Now Jesus meets Philip and beckons him as well: “Follow me.” Then Philip invites Nathaniel to become a disciple as well (discipleship spreads like wildfire in John 1), but Nathaniel has some initial skepticism. “Can anything good come out of Nazareth?” The very idea of the savior of the whole world being found in such an unspectacular place is either too absurd to be true or so absurd that it must be true. “Come and see,” Philip responds. In just his short time with Jesus, he’s already learning how to talk like him. Incredibly, Nathaniel accepts this invitation. Something in him is reaching out for a whole new way of understanding God and himself, so he comes to Jesus and Jesus affirms him for coming.
The story ends with a strange word from Jesus about the heavens being opened and angels ascending and descending upon the Son of Man, but it would have been familiar to Nathaniel and any other Israelite. Genesis 28 tells of Jacob’s vision of a ladder connecting heaven and earth with God’s angels coming and going upon it. But as Jesus paraphrases this story, he mentions no ladder because he himself is now that connection. Jesus himself is where heaven and earth meet. Jesus is how the fullness of God finds its way into the world. To see Jesus is to see God. Above all, that is what Philip and Nathaniel must bear witness to.

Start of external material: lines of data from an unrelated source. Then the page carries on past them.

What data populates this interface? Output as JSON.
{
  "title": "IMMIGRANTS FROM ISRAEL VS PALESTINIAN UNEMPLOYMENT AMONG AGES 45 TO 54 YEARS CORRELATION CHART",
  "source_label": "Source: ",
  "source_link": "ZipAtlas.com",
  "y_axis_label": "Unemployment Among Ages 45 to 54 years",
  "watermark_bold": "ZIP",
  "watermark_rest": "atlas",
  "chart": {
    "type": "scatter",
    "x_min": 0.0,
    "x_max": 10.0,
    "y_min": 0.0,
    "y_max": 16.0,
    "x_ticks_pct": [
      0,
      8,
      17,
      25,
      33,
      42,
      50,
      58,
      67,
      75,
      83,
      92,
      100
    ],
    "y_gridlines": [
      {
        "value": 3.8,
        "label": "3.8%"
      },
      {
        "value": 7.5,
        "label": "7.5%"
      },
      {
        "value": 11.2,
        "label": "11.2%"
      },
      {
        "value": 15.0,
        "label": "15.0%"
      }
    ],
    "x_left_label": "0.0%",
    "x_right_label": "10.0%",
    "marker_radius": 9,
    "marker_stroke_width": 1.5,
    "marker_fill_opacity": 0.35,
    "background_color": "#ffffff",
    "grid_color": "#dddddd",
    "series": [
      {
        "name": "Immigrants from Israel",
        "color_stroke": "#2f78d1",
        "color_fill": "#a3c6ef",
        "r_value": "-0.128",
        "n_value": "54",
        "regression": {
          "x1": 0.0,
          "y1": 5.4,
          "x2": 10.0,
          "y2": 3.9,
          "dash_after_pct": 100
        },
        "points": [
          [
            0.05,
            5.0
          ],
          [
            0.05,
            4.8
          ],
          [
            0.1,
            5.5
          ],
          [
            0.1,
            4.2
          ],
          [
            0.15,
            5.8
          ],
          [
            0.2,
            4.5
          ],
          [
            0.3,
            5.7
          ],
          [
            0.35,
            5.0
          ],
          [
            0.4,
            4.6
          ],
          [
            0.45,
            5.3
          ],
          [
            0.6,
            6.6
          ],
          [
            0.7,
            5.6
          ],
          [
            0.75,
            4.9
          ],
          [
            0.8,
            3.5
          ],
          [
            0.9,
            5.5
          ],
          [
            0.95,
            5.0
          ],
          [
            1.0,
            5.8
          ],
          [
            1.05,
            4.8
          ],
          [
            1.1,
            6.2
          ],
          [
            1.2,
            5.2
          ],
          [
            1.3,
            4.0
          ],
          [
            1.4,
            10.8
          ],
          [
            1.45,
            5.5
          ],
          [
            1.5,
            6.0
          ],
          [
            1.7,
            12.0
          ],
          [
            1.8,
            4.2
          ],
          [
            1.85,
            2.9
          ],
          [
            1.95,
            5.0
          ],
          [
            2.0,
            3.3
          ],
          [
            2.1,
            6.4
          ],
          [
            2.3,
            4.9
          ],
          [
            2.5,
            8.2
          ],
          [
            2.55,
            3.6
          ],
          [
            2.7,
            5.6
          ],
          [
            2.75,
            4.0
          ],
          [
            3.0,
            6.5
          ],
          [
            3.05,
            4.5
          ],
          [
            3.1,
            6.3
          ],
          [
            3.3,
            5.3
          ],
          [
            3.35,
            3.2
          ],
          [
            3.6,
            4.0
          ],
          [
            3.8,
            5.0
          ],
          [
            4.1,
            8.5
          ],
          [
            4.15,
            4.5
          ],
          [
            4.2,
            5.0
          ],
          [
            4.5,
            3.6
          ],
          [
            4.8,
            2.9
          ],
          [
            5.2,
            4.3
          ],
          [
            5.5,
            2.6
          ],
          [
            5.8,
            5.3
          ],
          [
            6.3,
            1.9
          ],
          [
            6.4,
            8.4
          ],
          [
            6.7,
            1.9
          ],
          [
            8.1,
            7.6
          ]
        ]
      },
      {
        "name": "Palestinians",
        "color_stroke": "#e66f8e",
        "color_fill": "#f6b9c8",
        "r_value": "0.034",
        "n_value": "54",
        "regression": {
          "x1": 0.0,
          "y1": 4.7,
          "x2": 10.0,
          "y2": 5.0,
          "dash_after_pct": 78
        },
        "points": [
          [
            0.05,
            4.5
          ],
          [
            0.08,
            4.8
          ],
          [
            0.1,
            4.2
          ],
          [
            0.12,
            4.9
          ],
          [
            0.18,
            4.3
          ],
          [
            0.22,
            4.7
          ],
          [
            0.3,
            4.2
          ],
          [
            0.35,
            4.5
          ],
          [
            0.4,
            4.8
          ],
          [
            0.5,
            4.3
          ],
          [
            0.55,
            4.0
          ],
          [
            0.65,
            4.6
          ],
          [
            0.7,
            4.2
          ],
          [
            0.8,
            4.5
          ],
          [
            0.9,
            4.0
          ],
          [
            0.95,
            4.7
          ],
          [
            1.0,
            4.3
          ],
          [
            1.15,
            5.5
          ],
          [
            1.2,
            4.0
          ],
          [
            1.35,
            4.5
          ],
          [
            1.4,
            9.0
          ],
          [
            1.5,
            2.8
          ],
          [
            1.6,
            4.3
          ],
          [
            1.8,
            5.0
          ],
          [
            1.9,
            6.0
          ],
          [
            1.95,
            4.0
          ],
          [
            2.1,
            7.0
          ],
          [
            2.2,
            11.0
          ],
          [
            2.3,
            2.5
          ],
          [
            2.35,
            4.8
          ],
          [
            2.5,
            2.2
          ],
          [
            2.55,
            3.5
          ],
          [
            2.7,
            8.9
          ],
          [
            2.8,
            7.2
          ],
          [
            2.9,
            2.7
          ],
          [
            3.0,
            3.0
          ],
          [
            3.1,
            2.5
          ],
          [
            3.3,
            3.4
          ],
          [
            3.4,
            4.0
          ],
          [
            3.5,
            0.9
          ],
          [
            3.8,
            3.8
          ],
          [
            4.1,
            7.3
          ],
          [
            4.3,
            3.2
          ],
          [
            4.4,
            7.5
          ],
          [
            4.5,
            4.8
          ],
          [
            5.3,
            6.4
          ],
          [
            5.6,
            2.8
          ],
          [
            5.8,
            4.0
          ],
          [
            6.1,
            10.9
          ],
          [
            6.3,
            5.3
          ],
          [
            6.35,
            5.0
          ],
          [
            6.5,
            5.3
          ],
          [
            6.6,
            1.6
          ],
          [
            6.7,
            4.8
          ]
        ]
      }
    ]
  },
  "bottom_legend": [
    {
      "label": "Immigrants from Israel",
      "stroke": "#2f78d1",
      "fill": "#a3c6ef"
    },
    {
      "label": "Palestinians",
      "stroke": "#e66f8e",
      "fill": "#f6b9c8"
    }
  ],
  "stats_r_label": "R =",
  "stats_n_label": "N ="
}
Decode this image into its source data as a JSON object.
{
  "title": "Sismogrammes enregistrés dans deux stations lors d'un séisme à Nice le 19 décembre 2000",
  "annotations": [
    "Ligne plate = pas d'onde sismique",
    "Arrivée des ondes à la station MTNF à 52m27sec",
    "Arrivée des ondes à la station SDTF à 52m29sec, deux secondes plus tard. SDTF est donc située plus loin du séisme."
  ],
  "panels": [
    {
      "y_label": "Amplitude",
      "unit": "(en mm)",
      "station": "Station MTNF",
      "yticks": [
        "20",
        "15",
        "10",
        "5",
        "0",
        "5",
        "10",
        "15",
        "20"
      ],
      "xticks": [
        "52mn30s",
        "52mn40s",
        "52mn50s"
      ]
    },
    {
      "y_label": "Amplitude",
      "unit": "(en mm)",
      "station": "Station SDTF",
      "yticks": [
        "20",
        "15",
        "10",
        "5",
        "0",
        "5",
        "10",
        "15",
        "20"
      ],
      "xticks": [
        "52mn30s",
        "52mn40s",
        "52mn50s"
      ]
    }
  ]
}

We follow Jesus through the pages of John’s Gospel and into new places within our hearts and minds, into new relationships and communities, places we never imagined. And as we follow him, he will continue to ask, “What are you looking for?”
May our answers to this question become prayers. “Jesus, might we find faith and hope and love in your presence?”
The constant answer will be, “Come and see.”